Born in Yugoslavia in 1935, writer Danilo Kiš wrote The Attic (1962) when he was in his mid-twenties. I read it on a whim, knowing nothing about Kiš other than he’s considered an important 20th century European novelist. This, his first novel, is a bildungsroman. Narrator Orpheus with friend Billy Wiseass are “feverishly demanding answers from life” and exploring the “vital issues of existence,” such as those listed toward the beginning of the book: “the immortality of the soul,” “the immortality of sex,” “cosmopolitanism,” “the issue of nourishment,” “metempsychosis,” “life on other planets,” “the difference between culture and civilization” and so forth. The narrator tells us: “These problems and a dozen more like them stood before me like an army of moody and taciturn sphinxes.” The twenty-something goes on to say, “the last addition to the list turned up: the question of love.”
The narrator does little more than broach those topics while giving a humorous but sketchy account of his bohemian lifestyle and friends. He meets a woman, who he names “Eurydice,” and reveals he “sang her into existence,” and as the book continues it becomes apparent this is a novel about writing a novel. In other words, The Attic is the novel Orpheus is writing, and as he writes it he creates what we read; that is, we’re let into the world that is Kiš’s creation as it's “being” created. Later on, Orpheus refers to his novel as a “framework” but seems unsure, asking, “A framework for what?” This is significant considering it’s Kiš’s first novel and the “framework” he “is creating” for The Attic would, as a matter of course for any author, be revisited and elements reused in producing later works.

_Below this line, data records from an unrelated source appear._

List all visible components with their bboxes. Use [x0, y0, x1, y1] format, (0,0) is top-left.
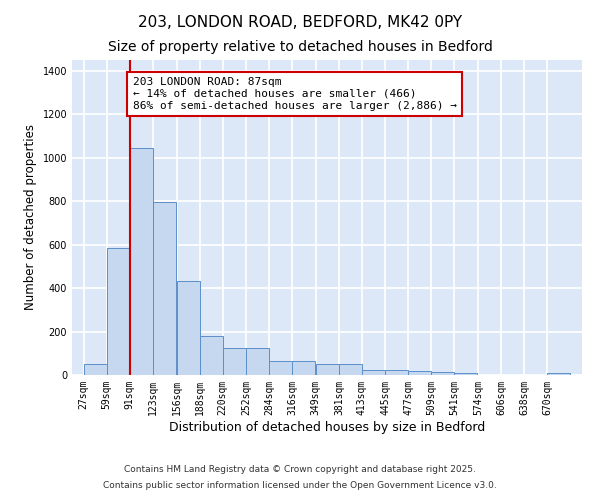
Bar	[246, 348, 269, 375]
Bar	[83, 364, 107, 375]
Bar	[408, 370, 431, 375]
Bar	[454, 373, 478, 375]
Bar	[130, 148, 153, 375]
Text: 203 LONDON ROAD: 87sqm
← 14% of detached houses are smaller (466)
86% of semi-de: 203 LONDON ROAD: 87sqm ← 14% of detached…	[133, 78, 457, 110]
Text: Contains HM Land Registry data © Crown copyright and database right 2025.: Contains HM Land Registry data © Crown c…	[124, 466, 476, 474]
Bar	[339, 364, 362, 375]
Bar	[269, 361, 292, 375]
Bar	[385, 370, 408, 375]
Bar	[362, 370, 385, 375]
Bar	[223, 348, 246, 375]
Text: Contains public sector information licensed under the Open Government Licence v3: Contains public sector information licen…	[103, 480, 497, 490]
Bar	[153, 202, 176, 375]
Bar	[431, 372, 454, 375]
Y-axis label: Number of detached properties: Number of detached properties	[24, 124, 37, 310]
Bar	[176, 280, 200, 375]
Bar	[547, 373, 571, 375]
Text: Size of property relative to detached houses in Bedford: Size of property relative to detached ho…	[107, 40, 493, 54]
X-axis label: Distribution of detached houses by size in Bedford: Distribution of detached houses by size …	[169, 420, 485, 434]
Bar	[107, 248, 130, 375]
Bar	[316, 364, 339, 375]
Bar	[292, 361, 315, 375]
Bar	[200, 336, 223, 375]
Text: 203, LONDON ROAD, BEDFORD, MK42 0PY: 203, LONDON ROAD, BEDFORD, MK42 0PY	[138, 15, 462, 30]
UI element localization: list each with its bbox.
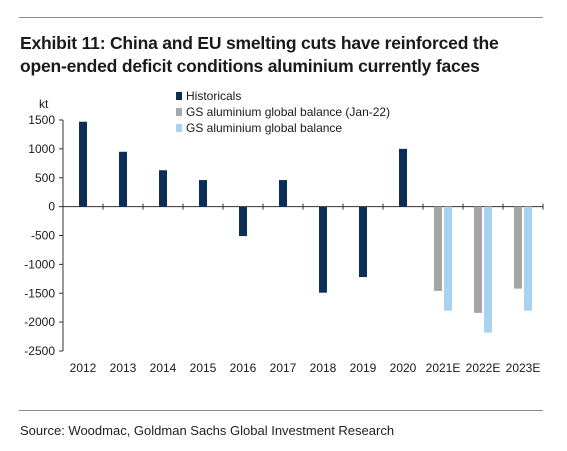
x-tick-label: 2018 (310, 361, 337, 375)
y-tick-label: -500 (31, 229, 55, 243)
bar (159, 170, 167, 207)
title-line-1: Exhibit 11: China and EU smelting cuts h… (20, 33, 499, 53)
legend-label: GS aluminium global balance (Jan-22) (186, 105, 390, 119)
bar (119, 151, 127, 207)
bar (474, 206, 482, 313)
x-tick-label: 2019 (350, 361, 377, 375)
legend-swatch (176, 108, 182, 116)
y-tick-label: -1500 (24, 286, 55, 300)
x-tick-label: 2014 (150, 361, 177, 375)
x-tick-label: 2017 (270, 361, 297, 375)
bar (359, 206, 367, 278)
x-tick-label: 2021E (426, 361, 461, 375)
x-tick-label: 2016 (230, 361, 257, 375)
x-tick-label: 2013 (110, 361, 137, 375)
y-tick-label: 0 (48, 200, 55, 214)
legend-label: Historicals (186, 89, 241, 103)
bar (484, 206, 492, 333)
bar (239, 206, 247, 237)
top-rule (19, 17, 543, 18)
bar (514, 206, 522, 289)
exhibit-title: Exhibit 11: China and EU smelting cuts h… (20, 32, 550, 78)
bar (524, 206, 532, 311)
bar (279, 180, 287, 207)
x-tick-label: 2020 (390, 361, 417, 375)
bar (399, 148, 407, 207)
y-tick-label: -2000 (24, 315, 55, 329)
bar (319, 206, 327, 293)
legend-swatch (176, 92, 182, 100)
y-tick-label: -1000 (24, 257, 55, 271)
legend-swatch (176, 124, 182, 132)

The book is a very interesting read. The narrative, though, is disjointed and scrappy in places, making it hard to follow, and I figure a seasoned Kiš would've fleshed out the ideas better. It's a mix of prose, journal entries, letters, languages, poems, and lists, giving the whole book an experimental feel (but also consistently holding one's attention). His writing, in this novel, is frequently poetic and the imagery unique, and I want to read his short story collection A Tomb for Boris Davidovich (1976) at some point to see how his writing later developed.